Why force women to make a choice between abortion and keeping the baby, when there is a beautiful third option: the childless couples out there who would do almost anything to have a baby of their own. Of course, there is pain involved in giving away a child, but isn’t that preferable to ending that child’s life? 

8. Why do some people find it more acceptable to fight for the rights of animals than those of unborn humans? 

Vegan campaigners often base their argument on the personification of animals, with slogans like, “I’m ME not MEAT”. 

Vegans are considered to be compassionate, and their views and ethical beliefs are respected. 

Why is it that animal rights campaigners are considered compassionate, whilst those defending children’s rights before birth are considered by some to be irrational and inconsiderate, and cruel?

9. What do you think our descendants will think of us? 

Western society has been shown to be wrong on key human rights issues in the past – most notably slavery and racial prejudice. 

Future generations will be ashamed of those who promote and accept the painful and barbaric killing of our own children before birth, at a rate of more than 40 million a year*. 

Future survivors of such policies will find no justification for our actions to abolish the laws that protect humans before birth.

10. When does a person become a person? 

The UN Declaration of the Rights of the Child says the child needs legal protection before and after birth. 

But some people still ask when does a human person come into existence? When we were born? When we were viable outside the womb? Most people agree that we should protect the rights of all human beings, but when does a human person come into existence? When our hearts commenced beating? In the UK they say that an embryo becomes a human at 24 weeks exactly, or at birth if a child is disabled! Worldwide anything between 6 weeks and full term is used. Which of these is true? They cannot all be! 

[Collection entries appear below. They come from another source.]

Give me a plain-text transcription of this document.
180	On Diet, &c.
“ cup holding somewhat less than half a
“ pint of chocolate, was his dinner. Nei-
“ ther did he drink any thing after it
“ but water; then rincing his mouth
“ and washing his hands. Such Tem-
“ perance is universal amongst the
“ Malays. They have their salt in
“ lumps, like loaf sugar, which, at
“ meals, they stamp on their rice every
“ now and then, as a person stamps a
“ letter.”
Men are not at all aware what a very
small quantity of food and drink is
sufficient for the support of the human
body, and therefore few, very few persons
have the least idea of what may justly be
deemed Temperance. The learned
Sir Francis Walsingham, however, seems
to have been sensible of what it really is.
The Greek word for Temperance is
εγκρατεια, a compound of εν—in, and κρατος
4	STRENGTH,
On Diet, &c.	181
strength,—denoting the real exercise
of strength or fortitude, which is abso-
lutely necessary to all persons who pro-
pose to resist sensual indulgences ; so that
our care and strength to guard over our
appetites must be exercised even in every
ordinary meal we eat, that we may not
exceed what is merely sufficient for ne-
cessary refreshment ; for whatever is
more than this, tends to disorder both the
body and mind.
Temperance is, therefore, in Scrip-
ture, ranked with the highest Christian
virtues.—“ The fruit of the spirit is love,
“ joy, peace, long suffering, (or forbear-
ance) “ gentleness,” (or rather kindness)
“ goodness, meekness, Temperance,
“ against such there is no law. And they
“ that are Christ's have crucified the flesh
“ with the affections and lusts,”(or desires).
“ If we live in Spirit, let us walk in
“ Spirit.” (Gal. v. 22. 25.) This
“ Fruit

The unborn child is human from the point of conception onwards. Recently the British Heart Foundation at the University of Oxford research suggests heart cells start beating as early as 16 days after conception. **

How have we allowed the convenience of parents to become more important than the right to life of their children? 

Women are worthy of protection and justice, and of the best support possible in pregnancy and beyond. Abortion on demand is simply not the way to support women. 

It is time we question a culture that pits a mother against her baby, that offers no support to women in situations of unplanned pregnancy, that discriminates against people with disabilities and little girls in the womb, and that does not uphold the absolute right to life for all, including the most vulnerable in our society. It is time to be honest, and deal openly with these questions.

* These are conservative figures, the real numbers may be much higher.

** www.ox.ac.uk/news/2016-10-11-first-our-three-billion-heartbeats-sooner-we-thought

11. Would the proposed change in the law endanger the life of the child?

Current Gibraltar law protects the lives of Gibraltarians before and after birth. The proposed changes would abolish this right and risk decimating the country’s already small population year on year. 

The section 2 2006 of our Constitution acknowledges the right to life (as did its predecessor) mirroring the 1952 European Convention on Human Rights. www.gibraltarlaws.gov. Paragraph

Further more, by the UN Declaration of Rights of the Child 1959 …a child has rights “before as well as after birth.” The 1959 Declaration applies to Gibraltar.